- The blossoming South African movie industry. Previously, our only claim to fame was a girl from Benoni with an American accent. Now with films like District 9 and Tsotsi, the local movie industry is making Hollywood sit up and take notice. Big time scriptwriters have also become inspired by South Africa’s history, with films like Blood Diamond and Invictus, as well as Winnie, which is currently in production. However, it’s not just local production that is making a name for itself – more South African actors have begun to join the ranks of Charlize Theron. Especially Sharlto Copley – star of District 9 – who is playing H.M. “Howling Mad” Murdoch in Twentieth Century Fox’s remake of The A-Team which is currently on circuit.

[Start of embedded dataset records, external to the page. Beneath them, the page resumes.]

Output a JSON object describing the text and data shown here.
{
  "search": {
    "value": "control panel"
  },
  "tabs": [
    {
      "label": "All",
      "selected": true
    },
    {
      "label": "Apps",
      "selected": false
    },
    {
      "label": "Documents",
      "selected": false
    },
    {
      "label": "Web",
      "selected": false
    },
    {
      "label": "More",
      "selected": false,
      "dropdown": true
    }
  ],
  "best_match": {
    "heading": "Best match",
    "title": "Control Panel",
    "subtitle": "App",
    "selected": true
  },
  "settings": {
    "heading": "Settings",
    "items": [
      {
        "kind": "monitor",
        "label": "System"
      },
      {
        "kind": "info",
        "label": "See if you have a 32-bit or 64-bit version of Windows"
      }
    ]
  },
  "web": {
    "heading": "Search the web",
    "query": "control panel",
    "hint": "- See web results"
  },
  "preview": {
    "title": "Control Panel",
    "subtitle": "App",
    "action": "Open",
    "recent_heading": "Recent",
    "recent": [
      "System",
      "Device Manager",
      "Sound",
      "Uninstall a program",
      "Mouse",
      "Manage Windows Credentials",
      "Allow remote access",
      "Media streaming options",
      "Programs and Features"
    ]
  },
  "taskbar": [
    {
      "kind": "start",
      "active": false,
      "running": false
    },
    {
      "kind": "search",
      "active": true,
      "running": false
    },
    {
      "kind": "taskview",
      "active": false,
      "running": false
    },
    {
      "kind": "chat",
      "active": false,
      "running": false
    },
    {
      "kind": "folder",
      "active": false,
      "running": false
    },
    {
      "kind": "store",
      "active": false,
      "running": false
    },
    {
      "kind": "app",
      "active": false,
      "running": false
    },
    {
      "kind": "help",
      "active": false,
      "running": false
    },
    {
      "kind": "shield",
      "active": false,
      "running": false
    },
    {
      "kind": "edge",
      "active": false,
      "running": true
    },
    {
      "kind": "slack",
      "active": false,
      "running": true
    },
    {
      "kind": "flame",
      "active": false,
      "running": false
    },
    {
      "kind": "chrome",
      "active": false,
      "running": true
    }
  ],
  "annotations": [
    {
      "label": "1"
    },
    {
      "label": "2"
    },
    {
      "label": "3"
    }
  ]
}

- Sokkie. This high-energy dance that South Africans often use to show off at clubs and parties is completely unique to our country. Also, it’s a great way to pick up girls (provided you don’t drop them).
- The Afrikaans rock revolution. It started out small with the likes of Fokofpolisiekarbut today has grown into a massive industry – just think of Die Heuwels Fantasties, Foto Na Dans and Van Coke Kartel. Even the English kids can sing along, whether they understand what the lyrics mean or not. Perdeby loves that these bands aren’t just using the local music scene as a waiting room for the big time. Afrikaans rockers are proud of their language and their culture, and aren’t selling out to go international.
- Zef. It was fun while it lasted, but frankly it wasn’t meant to last long. Unfortunately, Die Antwoord’s “Enter the Ninja” is probably going to become one of those songs people play after the Grease medley at 21sts. Perdeby thinks it might be time for Jack Parow to turn in that hat.
- Local soap operas. Soapie characters seem to have the resilience of a cockroach: no matter how many times someone dies, they always seem to come back to life. And now some of these soaps have evolved to the big screen? Great.
- Tonight with Trevor Noah. SA’s take on shows like The Late Show with David Letterman and Saturday Night Live is sadly lacking. MNet’s latest “original” show is generic and, well…not all that funny. As a seasoned comedian, Noah should know that people do get his jokes – he doesn’t have to explain them to us. Surprisingly, the show seems more concerned with being politically correct than fulfilling its purpose: to be controversial.